Upcoding occurs when a medical service provider intentionally and fraudulently upcodes services to obtain a higher reimbursement than one that is entitled to for the service that was actually provided. In both the Medicare and Medicaid systems a set of billing codes is used by healthcare providers to bill for services. These codes are known as the
Healthcare Common Procedure Coding System (HCPCS). A service provider that intentionally uses a higher paying code to fraudulently reflect that a more expensive procedure or device was involved in the patient’s treatment than actually was used or was necessary. A pattern of intentional upcoding treatment can result in large profits for the healthcare provider, but also cost taxpayers millions of dollars.
Upcoding fraud is typically hard to catch without the help of persons with inside information because that Healthcare Common Procedure Coding System (HCPCS) codes are billed electronically and can easily slip through the system. Therefore unless the upcoding is caught through a random audit (approximately 2% of the claims per year are audited), it is up to insiders, informants, heroes, and health care professionals to catch fraudulent upcoding.

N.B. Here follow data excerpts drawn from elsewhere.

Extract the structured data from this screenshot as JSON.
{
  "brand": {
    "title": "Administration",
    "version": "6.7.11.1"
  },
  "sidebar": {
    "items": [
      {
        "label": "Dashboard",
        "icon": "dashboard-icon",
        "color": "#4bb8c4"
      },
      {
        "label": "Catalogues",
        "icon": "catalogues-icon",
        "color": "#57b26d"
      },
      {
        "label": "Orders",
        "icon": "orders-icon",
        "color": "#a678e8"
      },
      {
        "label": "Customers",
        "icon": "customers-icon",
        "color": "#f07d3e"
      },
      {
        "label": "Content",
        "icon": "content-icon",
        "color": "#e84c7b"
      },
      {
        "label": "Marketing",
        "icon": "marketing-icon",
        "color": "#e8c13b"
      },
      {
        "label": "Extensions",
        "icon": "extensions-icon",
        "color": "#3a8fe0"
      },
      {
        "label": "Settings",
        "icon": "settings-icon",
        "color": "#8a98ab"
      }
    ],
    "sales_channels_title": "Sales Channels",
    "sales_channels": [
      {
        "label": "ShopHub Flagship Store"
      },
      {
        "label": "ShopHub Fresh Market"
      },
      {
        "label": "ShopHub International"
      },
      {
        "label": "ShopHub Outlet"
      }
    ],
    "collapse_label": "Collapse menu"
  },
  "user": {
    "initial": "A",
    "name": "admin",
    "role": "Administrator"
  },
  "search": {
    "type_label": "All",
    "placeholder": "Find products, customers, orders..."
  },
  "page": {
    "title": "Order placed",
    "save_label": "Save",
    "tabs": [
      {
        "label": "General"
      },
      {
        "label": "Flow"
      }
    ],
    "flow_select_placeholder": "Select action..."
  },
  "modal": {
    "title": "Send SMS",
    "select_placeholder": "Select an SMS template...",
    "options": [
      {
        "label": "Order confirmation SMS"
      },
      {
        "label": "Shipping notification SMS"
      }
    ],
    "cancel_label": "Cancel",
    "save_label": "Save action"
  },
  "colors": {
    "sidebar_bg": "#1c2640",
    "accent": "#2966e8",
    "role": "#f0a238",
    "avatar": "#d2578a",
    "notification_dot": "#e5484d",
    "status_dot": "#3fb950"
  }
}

Another type of coding fraud is “unbundling”, where bundled related procedures or composite lab tests are run together, but billed separately by the lab or healthcare provider to obtain more compensation. These types of billing fraud also allow healthcare providers and labs to make higher profits by bilking Medicare, Medicaid, and taxpayers out of millions of dollars. These unbundling fraud schemes are also hard to detect without someone that is familiar with the codes and billing.